Il sentimento d’amicizia con la Russia è certamente radicato nei secolari legami culturali e religiosi mentre quello (ben più recente) con la Cina è basato su aspettative di vantaggio economico. È interessante notare tuttavia come un nuovo partner di vaglia sia oggetto delle attenzioni di Belgrado: gli Stati Uniti.
In realtà, sono stati gli Stati Uniti, negli ultimi mesi del 2019, a dimostrare un rinato interesse per i Balcani occidentali, dapprima con la nomina di Matthew Palmer come Rappresentante Speciale dell’Amministrazione americana, quindi con la designazione dell’ambasciatore a Berlino Richard Grenell quale inviato speciale della Casa Bianca per il negoziato tra Kosovo e Serbia.
Aleksandar Vučić, che non ha mai fatto molto per rimarginare le ferite lasciate aperte nel popolo serbo dai bombardamenti della NATO del 1999 né per contrastare l’antiamericanismo diffuso nel suo paese, ha invece dimostrato apprezzamento per l’improvviso auto-coinvolgimento degli USA negli affari balcanici. Evidentemente la Realpolitik esiste anche nei Balcani.

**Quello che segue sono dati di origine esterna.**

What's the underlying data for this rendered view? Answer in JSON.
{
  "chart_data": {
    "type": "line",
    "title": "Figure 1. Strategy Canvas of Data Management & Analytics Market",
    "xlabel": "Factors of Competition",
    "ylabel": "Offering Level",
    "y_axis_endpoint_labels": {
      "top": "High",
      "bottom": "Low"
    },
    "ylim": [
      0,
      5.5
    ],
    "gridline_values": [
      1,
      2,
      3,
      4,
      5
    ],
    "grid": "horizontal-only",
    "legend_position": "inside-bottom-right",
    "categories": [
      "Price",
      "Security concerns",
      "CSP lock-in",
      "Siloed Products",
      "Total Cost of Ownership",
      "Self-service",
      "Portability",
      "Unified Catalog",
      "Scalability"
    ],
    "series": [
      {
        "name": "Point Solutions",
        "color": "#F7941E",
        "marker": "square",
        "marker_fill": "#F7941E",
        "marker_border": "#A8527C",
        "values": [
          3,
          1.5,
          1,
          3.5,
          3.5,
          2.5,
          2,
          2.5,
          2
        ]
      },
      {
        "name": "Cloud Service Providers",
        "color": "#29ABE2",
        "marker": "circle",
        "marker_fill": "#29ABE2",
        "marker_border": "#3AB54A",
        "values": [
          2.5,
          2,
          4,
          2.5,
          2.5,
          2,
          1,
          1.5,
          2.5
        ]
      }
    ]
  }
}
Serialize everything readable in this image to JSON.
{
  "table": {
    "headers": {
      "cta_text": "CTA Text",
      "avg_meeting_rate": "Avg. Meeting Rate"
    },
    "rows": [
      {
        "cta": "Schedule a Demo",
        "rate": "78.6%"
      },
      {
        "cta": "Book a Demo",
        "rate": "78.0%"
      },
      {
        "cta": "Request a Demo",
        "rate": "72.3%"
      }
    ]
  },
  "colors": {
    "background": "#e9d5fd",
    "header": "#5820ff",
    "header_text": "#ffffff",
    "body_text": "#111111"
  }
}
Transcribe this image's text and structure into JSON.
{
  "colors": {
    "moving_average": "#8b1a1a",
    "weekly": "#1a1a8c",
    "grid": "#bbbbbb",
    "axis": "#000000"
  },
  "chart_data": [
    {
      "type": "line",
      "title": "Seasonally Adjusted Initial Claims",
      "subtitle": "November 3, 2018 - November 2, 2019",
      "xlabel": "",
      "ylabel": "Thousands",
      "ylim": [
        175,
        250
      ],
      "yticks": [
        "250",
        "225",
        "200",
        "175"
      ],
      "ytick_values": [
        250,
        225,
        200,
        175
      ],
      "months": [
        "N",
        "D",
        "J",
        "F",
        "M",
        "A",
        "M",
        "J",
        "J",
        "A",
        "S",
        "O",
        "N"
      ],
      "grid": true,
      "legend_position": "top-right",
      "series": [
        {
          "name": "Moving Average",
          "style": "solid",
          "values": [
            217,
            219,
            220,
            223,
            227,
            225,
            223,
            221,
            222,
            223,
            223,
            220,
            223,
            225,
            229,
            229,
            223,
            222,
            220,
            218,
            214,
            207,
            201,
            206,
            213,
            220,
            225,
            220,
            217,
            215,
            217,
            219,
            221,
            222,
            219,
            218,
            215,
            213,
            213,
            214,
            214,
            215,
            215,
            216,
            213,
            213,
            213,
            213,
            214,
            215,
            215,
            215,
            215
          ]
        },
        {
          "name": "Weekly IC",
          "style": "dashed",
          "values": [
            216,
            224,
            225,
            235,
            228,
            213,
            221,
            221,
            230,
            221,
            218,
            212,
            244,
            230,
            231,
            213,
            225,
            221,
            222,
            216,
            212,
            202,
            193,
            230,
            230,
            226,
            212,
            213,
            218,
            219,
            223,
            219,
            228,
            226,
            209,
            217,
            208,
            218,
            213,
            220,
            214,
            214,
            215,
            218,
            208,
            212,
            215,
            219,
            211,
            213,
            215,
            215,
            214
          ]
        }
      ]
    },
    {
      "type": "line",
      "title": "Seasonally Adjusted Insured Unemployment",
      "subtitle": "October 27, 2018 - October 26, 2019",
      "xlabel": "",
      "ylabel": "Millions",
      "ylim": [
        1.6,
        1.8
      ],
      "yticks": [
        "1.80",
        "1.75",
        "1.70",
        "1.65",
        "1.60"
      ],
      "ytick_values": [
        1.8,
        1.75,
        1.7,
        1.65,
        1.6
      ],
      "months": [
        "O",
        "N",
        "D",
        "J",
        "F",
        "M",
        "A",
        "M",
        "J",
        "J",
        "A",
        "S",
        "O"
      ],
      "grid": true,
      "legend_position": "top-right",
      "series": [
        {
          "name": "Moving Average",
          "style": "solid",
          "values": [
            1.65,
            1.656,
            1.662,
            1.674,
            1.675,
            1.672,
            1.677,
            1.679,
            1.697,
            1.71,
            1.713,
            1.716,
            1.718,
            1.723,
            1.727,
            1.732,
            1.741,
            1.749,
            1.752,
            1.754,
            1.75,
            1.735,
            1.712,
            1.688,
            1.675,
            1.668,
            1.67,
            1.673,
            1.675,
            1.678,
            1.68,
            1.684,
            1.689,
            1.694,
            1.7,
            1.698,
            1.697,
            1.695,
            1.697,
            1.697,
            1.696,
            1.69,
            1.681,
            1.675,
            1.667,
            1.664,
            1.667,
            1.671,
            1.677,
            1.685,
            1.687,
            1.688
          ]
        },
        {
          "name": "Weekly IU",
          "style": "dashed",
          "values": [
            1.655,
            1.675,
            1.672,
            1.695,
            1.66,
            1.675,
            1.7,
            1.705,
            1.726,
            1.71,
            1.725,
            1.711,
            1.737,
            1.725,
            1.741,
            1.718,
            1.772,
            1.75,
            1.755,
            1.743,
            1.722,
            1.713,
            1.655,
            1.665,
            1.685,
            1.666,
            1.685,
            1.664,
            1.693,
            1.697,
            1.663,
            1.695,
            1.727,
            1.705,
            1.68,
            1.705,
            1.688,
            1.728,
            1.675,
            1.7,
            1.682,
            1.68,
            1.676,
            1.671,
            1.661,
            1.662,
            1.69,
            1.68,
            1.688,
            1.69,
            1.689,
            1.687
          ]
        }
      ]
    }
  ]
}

A parte il desiderio di potersi fregiare di un successo sul palcoscenico internazionale in vista delle prossime elezioni presidenziali, due sono i motivi che possono aver spinto l’attuale Amministrazione statunitense a rilanciare con forza l’azione diplomatica in una regione nella quale da almeno quindici anni aveva mantenuto un profilo alquanto basso (seppure non assente). Il primo è dare un segnale a Russia e Cina che una “colonizzazione” dei Balcani non sarebbe tollerata da Washington. Il secondo è indebolire l’azione dell’Unione europea, che per troppo tempo aveva creduto di essere l’unico interlocutore super partes capace di favorire la soluzione della crisi balcanica conseguente alla fine della Jugoslavia. Donald Trump non ha mai nascosto la scarsa simpatia che nutre per l’UE. Lanciando platealmente a Brexit avvenuta un’azione diplomatica in una regione che l’UE considera destinata a far parte un giorno del suo territorio, ha voluto colpire il prestigio delle Istituzioni europee anche e soprattutto agli occhi della popolazione locale.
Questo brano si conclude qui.